Some of the most interesting material in the book, however, and the
section from which it takes its title, is Ezrahi's discussion of
the Israeli police's use of rubber bullets. He argues, as many have
done before, that the capture of the West Bank and Gaza in 1967
produced a situation in which Israeli society was forced to
reconsider its approach to the use of force. Until the Intifada,
Israelis, and a large percentage of world opinion, saw Israel's
conflicts as wars of self-defense. Ezrahi details Israeli society's
reactions to its victory in the Six-Day War, noting that, although
not all the voices were those of unrestrained joy, triumphalism
quickly gained hold. The image of the Jewish soldier, empowered by
his swift victory in 1967, has become a truism of Israeli politics
and sociology, but Ezrahi already sees in this image the beginnings
of a questioning of the Israeli use of violence.
This process, he argues, culminated in the debates within the IDF
and the Israeli police over an appropriate response to the
Intifada. The image of the Arab aggressor threatening the state
itself, or the Palestinian infiltrator crossing the River Jordan,
was replaced by the moral strength of the protesters in the West
Bank and Gaza. Those nationalists who tried to persuade Israeli
society that all Palestinians were terrorists failed because of the
new reality on the ground: "In a clash of moral claims, not of
physical powers, Palestinian stones proved infinitely more painful
and devastating than Palestinian bullets" (p. 221).
Ezrahi argues that the scale of Palestinian deaths and injuries in
the first months of the Intifada forced Israel to reconsider its
whole approach. Rabin's infamous instruction to police officers to
"break the bones" of the demonstrators ultimately backfired when
news footage and the accounts of officers involved filtered back to
the Israeli public (p. 210). The army and the police searched "for
a technical solution: the perfect bullet that would stop the
demonstrators without killing or seriously wounding them" (pp.

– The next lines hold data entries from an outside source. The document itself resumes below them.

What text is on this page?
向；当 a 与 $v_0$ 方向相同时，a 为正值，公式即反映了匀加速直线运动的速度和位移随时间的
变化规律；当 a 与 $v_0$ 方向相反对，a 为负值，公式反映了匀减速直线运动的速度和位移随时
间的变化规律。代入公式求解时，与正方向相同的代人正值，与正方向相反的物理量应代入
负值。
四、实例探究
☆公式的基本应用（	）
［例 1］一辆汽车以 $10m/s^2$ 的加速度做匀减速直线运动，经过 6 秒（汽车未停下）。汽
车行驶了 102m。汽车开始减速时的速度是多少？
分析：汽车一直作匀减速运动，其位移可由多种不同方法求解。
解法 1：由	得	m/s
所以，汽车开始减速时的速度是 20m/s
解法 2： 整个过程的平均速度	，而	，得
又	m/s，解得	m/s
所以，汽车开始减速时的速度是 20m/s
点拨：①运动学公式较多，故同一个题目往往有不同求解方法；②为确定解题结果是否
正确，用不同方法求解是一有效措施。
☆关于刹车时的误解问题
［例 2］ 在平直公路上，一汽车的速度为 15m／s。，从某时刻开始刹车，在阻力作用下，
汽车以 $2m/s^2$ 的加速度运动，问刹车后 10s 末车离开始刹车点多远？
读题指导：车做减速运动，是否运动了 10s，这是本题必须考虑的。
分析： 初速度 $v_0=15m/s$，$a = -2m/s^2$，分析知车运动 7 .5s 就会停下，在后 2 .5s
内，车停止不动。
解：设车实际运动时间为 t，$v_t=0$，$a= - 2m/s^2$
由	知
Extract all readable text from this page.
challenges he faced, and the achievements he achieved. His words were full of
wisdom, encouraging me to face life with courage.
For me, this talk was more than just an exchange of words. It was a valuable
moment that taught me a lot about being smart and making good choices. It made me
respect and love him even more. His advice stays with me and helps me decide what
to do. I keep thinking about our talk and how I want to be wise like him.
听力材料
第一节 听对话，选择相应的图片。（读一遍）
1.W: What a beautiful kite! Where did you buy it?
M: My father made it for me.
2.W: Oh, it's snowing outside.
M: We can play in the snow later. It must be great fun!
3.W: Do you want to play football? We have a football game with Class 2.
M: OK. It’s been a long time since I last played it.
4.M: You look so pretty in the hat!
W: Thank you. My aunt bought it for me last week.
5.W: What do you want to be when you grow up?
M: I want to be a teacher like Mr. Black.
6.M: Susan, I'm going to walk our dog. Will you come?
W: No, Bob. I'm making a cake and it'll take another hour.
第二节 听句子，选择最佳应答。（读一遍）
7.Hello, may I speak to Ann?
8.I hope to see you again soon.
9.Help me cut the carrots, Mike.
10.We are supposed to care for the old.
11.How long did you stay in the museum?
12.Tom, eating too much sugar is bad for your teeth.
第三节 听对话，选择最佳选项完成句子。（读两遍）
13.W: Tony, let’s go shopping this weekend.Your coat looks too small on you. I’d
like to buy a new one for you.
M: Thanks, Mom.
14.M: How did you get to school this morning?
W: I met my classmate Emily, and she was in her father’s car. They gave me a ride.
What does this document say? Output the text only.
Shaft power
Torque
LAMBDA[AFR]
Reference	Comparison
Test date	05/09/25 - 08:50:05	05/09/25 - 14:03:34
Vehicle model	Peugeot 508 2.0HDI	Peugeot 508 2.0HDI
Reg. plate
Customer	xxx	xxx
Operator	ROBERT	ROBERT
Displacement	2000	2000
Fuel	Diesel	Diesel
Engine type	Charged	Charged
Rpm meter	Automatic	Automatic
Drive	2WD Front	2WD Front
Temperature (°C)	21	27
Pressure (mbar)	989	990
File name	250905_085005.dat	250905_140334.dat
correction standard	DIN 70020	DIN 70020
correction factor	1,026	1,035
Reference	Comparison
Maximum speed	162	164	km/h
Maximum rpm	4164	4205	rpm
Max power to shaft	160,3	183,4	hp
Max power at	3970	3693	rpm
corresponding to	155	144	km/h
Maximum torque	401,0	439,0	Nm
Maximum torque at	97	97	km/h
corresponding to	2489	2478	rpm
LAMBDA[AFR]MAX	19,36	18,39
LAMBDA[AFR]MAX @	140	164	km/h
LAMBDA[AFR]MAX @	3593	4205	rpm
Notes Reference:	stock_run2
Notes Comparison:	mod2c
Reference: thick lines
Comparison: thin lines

212-213). The rubber bullet (a euphemistic term for rubber-coated
steel pellets) emerged as a protection, Ezrahi argues, as much for
Israeli consciences as for Palestinian demonstrators. However, as
the clashes at the end of 1998 showed, the force of the rubber
bullets depends heavily on the decisions and conduct of the
individuals who deploy them. Fired at close range, rubber bullets
can be lethal.
An Honest Assessment
Ezrahi ends his detailed discussion of the phenomenon with an
optimistic vision of the transformation that the Intifada brought
about within Israeli society: "This was a moment when Israelis in
growing numbers began to redefine the Palestinians as civilians
living on this land, to gradually acknowledge their distinct voice
as a nation in our midst... This increasing readiness to
acknowledge a rival narrative, a change of attitude loaded with
far-reaching consequences for future developments, is inseparable
from the willingness to soften the sharp points of our bullets" (p.
278).
Although Ezrahi's treatment of the Intifada is balanced and mature,
some readers may find in such passages a feeling that the
Palestinians did little more than provide the material for a change
in Israeli perceptions of violence and that the sharp points of
Israeli bullets were never an appropriate response to the
demonstrators. Rubber bullets, it could persuasively be argued,
allow the Israeli collective conscience to cope with the broader
injustice of the occupation by minimizing the revulsion arising
from violent deaths.
However, Rubber Bullets is, in many ways, a remarkably honest
assessment, both of dynamics within Israeli society and Israel's
reaction to its conduct in the occupied territories, a liberal
Israeli's efforts to come to terms with political paradoxes within
this nation. Some readers may also feel that the occupation is
treated in the book as a distraction from wider injustices
surrounding Zionism and the establishment and conduct of the state.
The decision to introduce rubber bullets, to temper the violence of
the occupation, and, ultimately, to see the Palestinians as
negotiating partners rather than terrorists is only the start of a
complex process of political and moral settlement, not the solution
itself.
Ezrahi also represents only a section of Israeli society, with an
active background in the peace movement; what proportion of Israeli
society shares his view of the transformation of national
conceptions of violence is questionable. It is also reasonable to
point out that a book that concentrates so exclusively on one side
in a conflict, at least, calls out for a similar treatment of
Palestinian ideals of individualism and reactions to
violence.
However, setting these criticisms aside, the book is powerfully and
persuasively written and offers some illuminating insights into the
psyche of modern Israel. As Palestine potentially faces its
independence, many lessons can be learnt from the internal debates
and problems that Israel has faced over the last 50 years. Ezrahi's
book offers an excellent treatment of many of these challenges.